The two estimates are based on current marijuana use which is difficult to monitor accurately because it is unregulated. The report assumes .55 percent of American pot users live in Rhode Island* and use between 1 and 3 grams of marijuana weekly and pay $292 to $375 an ounce.
The report says Rhode Islanders who grow their own pot will not be taxed, according to the current bills before the General Assembly.
The new report indicates cost savings on criminal prosecutions would be less dramatic, estimating a savings of about $100,000. “While the collective financial savings are not huge, this legislation will free up important bed space, police time, and prosecution and judiciary time that is currently spent prosecuting these cases every year,” it says.
Far greater are what the report calls the “human costs” of keeping marijuana illegal. It uses the real-life story of Providence native Josh Giorgi, who was arrested for selling pot while a student at URI in 2006.
Josh Giorgi was a freshman at University of Rhode Island studying wildlife conservation when he was arrested for marijuana delivery in an undercover operation in 2006. The sting resulted in the arrests of nine individuals for drug delivery charges, but Giorgi was one of only two that ended up with a prison sentence. Giorgi served 13 months in prison in both the training school and the Adult Correctional Institute for the charges, and he will be on probation until he is 28. Giorgi, a Federal Hill native, says he was dealing marijuana on a small scale to help pay his tuition. He was never arrested for anything else prior to or since that conviction.
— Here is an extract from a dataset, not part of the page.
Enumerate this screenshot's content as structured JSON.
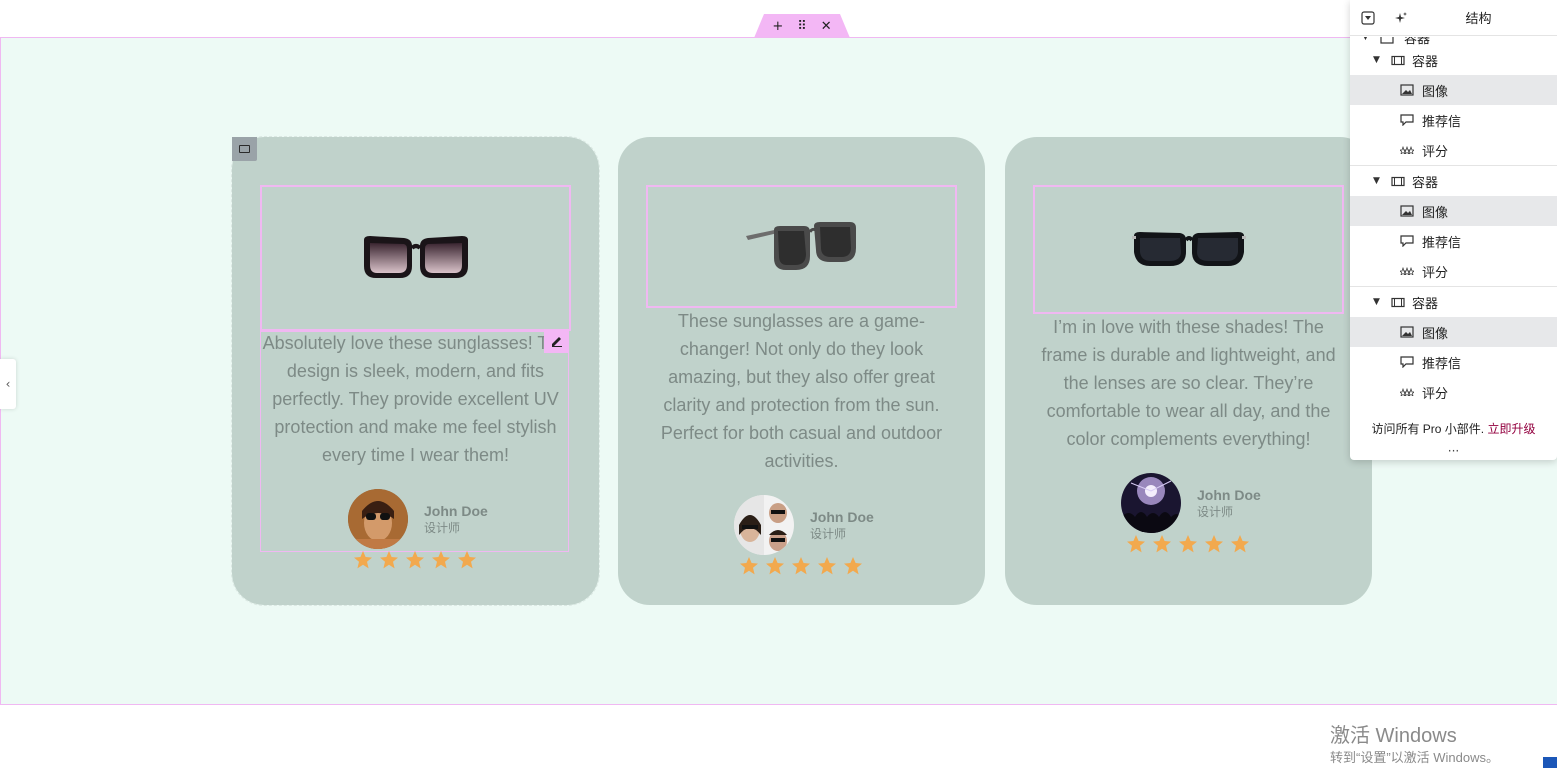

After release, he says he applied to jobs and apprenticeships everywhere but most places would not take him because of his record. He started working in a local grocery store that did not do background checks. He continued to work hard and find more skilled employment, and for the last three and a half years, he has worked for an international manufacturing company with offices in Rhode Island, working his way up to logistic coordinator. He owns a house and is now a father.
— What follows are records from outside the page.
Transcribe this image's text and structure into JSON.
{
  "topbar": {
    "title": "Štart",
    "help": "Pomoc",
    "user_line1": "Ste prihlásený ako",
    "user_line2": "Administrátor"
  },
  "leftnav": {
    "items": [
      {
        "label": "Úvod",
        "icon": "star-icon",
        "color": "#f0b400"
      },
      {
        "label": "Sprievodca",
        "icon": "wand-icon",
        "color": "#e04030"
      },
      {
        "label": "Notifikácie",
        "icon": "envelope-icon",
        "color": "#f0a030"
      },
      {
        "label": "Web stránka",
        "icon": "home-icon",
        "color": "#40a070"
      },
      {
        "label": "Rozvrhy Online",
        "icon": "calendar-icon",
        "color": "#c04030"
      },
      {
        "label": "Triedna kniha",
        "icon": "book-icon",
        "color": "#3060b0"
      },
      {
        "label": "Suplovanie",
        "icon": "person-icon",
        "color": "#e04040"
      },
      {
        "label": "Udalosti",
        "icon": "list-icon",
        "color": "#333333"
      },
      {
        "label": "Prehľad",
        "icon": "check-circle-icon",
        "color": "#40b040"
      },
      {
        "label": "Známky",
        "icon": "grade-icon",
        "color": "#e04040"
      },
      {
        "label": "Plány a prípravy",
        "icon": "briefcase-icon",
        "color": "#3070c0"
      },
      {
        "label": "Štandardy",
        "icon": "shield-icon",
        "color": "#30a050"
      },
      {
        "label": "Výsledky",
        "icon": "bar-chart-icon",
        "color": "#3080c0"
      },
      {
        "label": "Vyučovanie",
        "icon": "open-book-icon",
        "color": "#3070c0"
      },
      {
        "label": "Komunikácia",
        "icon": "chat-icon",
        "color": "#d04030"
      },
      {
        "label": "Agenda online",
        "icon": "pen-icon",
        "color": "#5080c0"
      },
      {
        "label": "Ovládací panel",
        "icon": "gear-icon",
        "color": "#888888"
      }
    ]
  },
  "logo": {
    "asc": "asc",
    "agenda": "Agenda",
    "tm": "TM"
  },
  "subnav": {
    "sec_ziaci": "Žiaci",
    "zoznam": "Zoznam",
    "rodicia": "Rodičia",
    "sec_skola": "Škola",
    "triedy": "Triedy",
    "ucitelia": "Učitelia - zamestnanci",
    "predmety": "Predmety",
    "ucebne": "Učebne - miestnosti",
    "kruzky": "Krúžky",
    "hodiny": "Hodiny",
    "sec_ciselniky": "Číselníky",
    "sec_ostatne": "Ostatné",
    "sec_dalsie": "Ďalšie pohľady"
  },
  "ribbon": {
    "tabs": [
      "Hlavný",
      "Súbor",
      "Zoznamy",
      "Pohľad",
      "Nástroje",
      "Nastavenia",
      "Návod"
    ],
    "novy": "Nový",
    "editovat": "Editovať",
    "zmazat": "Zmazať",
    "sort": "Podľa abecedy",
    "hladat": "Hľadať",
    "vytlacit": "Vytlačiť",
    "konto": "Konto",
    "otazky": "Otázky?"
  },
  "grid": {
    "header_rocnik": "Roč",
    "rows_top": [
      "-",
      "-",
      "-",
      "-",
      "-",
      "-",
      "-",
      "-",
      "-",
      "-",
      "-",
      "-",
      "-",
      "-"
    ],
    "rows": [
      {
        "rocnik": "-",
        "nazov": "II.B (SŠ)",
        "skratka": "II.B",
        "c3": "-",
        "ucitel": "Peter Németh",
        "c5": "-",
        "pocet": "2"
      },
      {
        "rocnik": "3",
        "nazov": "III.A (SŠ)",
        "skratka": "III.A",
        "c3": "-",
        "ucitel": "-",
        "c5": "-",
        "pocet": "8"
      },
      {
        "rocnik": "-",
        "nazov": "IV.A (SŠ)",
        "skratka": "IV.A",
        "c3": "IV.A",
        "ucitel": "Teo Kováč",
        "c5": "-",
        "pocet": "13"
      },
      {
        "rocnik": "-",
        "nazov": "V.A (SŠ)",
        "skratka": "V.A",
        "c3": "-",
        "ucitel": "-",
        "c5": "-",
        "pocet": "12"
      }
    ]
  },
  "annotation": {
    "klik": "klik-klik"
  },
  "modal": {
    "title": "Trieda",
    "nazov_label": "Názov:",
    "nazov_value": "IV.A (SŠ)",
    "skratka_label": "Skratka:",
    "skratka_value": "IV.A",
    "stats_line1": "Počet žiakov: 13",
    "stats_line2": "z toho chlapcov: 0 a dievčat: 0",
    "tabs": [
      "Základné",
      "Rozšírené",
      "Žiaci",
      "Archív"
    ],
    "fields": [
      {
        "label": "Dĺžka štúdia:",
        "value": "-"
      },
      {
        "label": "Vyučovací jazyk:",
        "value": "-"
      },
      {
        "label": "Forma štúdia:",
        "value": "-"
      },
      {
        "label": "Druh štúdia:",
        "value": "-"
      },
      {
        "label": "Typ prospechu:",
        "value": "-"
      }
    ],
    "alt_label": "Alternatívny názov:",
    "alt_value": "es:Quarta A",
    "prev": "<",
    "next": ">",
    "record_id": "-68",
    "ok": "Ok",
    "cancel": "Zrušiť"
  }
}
Despite his hard work and success, he says that because of that one mistake, he was treated like a serious criminal, and he continues to pay a heavy price. He was unable to re-enroll in school and was never able to complete college. Though he hopes to return at some point, his felony record continues to present obstacles.
“I made a mistake, but I am not a criminal,” he says. “I do not want to see anyone else’s life ruined like mine was for selling marijuana, but as long as people use marijuana, they will buy it from someone. So someone will keep going to prison until people that want it have a legal way to buy it.”
*Corrected. An earlier version of this post said .55% of RIers use pot. Jared Moffat of Regulate RI said about 13 percent of Rhode Islanders use marijuana.